EARLY LOGGERS AND THE SAWMILL
Volume 10 Number 4.
The strengths of the Early Settler Life series are its scope and its authenticity. An abundance of visual aids make it useful at various grade and reading levels.
Peter Adams remarks that, "Our world is a plastic one," while developing the point that the early settler world was dependent on wood. The text moves from the first stages of clearing the land, through the organization of towns around sawmills and the more sophisticated uses of sawn lumber, to the world of the logging camp. No specific locations are used, so the text has application for both the Canadian and the American experiences. The exception is that a western logging camp is contrasted with an eastern one.

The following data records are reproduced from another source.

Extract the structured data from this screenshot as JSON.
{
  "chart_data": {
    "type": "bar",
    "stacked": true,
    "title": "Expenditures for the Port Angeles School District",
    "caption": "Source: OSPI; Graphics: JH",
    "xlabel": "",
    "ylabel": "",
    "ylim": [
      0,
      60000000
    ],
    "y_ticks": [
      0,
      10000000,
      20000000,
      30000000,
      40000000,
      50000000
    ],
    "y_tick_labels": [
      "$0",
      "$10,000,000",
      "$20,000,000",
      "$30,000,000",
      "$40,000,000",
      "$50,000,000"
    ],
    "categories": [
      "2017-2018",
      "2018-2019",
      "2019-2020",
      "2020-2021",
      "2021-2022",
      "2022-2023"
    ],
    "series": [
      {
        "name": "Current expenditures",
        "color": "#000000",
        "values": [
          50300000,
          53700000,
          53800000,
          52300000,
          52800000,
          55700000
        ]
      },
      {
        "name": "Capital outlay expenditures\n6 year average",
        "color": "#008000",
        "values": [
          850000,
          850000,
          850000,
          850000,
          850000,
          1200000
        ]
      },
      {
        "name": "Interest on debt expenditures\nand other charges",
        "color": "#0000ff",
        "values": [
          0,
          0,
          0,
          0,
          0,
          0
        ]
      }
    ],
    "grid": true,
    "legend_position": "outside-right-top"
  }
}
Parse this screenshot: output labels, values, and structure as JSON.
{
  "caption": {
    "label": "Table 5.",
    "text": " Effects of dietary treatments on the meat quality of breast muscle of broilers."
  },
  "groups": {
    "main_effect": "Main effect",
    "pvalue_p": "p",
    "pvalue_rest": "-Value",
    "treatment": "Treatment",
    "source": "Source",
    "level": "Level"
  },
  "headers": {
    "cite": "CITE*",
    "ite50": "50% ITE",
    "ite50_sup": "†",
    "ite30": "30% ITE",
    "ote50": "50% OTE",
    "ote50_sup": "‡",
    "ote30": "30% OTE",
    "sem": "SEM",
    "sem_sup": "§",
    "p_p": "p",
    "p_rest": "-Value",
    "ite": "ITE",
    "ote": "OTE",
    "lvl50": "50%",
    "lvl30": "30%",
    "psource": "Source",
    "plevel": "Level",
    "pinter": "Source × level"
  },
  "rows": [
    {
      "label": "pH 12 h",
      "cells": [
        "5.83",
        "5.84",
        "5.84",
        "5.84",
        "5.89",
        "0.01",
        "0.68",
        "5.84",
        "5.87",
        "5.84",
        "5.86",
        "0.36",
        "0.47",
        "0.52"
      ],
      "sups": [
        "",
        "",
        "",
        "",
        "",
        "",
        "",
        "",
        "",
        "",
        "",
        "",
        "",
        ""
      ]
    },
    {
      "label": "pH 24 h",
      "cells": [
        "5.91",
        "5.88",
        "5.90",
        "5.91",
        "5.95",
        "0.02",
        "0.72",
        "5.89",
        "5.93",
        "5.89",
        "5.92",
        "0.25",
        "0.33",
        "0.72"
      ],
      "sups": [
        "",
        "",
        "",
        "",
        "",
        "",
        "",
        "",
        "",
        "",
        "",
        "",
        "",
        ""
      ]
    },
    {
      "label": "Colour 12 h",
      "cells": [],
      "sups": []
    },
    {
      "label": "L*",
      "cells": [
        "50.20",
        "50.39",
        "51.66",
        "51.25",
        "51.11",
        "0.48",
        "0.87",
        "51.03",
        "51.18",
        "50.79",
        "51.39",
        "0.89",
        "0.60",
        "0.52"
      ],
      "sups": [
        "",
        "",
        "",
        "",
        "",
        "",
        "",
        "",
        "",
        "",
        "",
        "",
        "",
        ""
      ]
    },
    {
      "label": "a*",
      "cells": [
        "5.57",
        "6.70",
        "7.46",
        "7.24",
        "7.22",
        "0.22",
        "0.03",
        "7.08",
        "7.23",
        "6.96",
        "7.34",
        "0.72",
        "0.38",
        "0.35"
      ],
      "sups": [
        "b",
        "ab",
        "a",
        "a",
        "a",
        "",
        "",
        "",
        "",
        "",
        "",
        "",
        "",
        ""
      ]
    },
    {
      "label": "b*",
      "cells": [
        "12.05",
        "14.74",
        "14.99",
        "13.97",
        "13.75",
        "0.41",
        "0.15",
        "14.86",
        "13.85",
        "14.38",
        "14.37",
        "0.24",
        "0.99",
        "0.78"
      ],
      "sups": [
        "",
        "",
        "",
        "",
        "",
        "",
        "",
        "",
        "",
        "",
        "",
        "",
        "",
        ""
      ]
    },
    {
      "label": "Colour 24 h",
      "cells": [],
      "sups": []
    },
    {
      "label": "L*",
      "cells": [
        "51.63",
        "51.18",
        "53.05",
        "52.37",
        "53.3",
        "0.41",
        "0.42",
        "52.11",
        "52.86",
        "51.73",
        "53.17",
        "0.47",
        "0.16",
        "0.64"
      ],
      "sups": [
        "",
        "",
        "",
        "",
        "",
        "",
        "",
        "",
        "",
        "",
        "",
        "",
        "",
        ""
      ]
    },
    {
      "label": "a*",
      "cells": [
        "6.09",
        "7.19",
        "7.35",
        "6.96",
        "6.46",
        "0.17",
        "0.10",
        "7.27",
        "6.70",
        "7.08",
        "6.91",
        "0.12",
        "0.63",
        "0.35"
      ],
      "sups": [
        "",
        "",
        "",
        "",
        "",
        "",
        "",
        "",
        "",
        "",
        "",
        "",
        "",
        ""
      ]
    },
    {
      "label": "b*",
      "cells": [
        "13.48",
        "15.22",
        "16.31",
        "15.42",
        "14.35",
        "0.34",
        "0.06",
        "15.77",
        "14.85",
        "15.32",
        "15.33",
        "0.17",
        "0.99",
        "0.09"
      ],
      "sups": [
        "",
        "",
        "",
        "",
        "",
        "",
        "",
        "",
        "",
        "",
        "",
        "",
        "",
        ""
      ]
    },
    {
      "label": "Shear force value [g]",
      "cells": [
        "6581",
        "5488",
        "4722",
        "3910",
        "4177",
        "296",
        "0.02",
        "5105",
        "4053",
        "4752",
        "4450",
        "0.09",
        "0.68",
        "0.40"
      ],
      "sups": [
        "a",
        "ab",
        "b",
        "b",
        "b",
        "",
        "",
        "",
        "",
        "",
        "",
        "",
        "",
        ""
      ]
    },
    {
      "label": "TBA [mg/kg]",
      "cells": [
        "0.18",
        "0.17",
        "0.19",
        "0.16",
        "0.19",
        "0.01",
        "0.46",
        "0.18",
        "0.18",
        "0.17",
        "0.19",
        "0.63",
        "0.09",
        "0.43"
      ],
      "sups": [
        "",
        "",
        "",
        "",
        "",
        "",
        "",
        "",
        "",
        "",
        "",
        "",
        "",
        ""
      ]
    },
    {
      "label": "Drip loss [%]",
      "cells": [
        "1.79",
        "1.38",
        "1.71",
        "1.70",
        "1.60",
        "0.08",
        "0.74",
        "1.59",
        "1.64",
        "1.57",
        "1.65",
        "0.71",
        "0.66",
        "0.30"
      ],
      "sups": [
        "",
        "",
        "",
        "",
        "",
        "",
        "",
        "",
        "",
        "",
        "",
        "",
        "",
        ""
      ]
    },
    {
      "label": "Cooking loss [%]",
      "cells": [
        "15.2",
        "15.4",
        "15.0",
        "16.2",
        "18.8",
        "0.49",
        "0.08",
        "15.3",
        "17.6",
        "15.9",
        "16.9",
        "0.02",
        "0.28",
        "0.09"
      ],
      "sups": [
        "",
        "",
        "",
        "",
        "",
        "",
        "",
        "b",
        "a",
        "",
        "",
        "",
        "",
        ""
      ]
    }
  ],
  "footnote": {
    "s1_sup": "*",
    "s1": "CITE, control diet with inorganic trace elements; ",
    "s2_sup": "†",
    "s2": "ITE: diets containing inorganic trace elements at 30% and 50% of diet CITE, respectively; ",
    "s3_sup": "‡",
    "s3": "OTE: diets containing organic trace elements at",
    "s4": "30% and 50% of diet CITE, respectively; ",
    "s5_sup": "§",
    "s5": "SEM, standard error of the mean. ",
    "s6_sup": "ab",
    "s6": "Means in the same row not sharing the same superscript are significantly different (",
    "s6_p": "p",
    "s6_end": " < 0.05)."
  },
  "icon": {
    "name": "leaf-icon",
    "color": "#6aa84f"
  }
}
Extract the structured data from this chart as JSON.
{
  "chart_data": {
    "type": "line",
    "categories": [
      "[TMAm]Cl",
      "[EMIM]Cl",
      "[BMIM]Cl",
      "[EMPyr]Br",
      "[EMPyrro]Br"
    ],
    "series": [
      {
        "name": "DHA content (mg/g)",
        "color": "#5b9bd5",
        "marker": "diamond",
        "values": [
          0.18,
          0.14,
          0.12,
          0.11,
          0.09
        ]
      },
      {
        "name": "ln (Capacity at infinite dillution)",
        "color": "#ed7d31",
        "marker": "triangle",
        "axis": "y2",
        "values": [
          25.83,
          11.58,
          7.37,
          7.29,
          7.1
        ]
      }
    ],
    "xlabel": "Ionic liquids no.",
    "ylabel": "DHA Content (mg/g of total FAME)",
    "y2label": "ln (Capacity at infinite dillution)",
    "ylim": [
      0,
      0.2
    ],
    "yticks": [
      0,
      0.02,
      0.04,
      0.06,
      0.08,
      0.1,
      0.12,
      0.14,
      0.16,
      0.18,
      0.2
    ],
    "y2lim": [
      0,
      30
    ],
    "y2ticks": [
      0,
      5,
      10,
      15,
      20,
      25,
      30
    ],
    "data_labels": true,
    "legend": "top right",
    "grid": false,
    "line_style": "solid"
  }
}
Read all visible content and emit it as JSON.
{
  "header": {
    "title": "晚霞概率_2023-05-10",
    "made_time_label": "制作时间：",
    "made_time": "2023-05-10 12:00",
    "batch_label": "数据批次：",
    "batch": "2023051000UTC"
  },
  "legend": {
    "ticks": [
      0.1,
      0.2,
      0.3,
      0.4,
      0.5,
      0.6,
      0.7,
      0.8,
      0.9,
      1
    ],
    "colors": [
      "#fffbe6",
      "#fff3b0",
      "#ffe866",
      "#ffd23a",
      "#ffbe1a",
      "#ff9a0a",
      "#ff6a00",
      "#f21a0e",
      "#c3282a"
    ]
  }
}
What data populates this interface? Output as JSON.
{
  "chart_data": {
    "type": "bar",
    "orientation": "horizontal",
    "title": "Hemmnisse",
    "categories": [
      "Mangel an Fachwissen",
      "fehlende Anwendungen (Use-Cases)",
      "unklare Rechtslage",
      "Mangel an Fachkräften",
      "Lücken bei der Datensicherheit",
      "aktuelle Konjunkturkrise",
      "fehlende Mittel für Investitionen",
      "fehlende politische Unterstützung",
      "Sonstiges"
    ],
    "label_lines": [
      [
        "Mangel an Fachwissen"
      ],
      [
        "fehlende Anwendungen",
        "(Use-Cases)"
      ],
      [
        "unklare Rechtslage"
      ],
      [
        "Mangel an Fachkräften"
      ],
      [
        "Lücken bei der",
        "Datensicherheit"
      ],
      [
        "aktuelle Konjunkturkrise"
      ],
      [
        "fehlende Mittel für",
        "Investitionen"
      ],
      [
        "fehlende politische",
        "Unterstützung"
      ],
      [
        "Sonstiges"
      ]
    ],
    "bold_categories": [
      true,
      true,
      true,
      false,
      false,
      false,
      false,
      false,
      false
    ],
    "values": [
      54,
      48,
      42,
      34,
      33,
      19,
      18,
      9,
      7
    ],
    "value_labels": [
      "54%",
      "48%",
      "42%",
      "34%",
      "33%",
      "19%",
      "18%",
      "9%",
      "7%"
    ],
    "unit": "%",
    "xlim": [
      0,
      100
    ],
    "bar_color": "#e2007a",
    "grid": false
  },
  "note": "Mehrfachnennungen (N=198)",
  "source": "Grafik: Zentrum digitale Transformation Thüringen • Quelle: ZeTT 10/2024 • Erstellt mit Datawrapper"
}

The, role of the family in settling the land, operating the sawmill, and at the lumber mill is clarified with respect to the important support roles that women and children played.
The contents, glossary, and index are all on one page each and are well devised. The text is clearly organized with bold, large type, red headings, and well defined paragraphs. There are numerous photographs and captions with captions that draw the reader into a closer examination of the picture.
Curious readers will speculate on the age and perhaps the places shown in the photographs. Advanced readers may feel restricted by the controlled sentence structure and the repetitious wording. Average and low ability students will find this text rich in terminology and a satisfying learning experience because of the well-organized approach to the subject.
Murray M. Heslop, Greenbriar S. P. S., Bramalea, ON.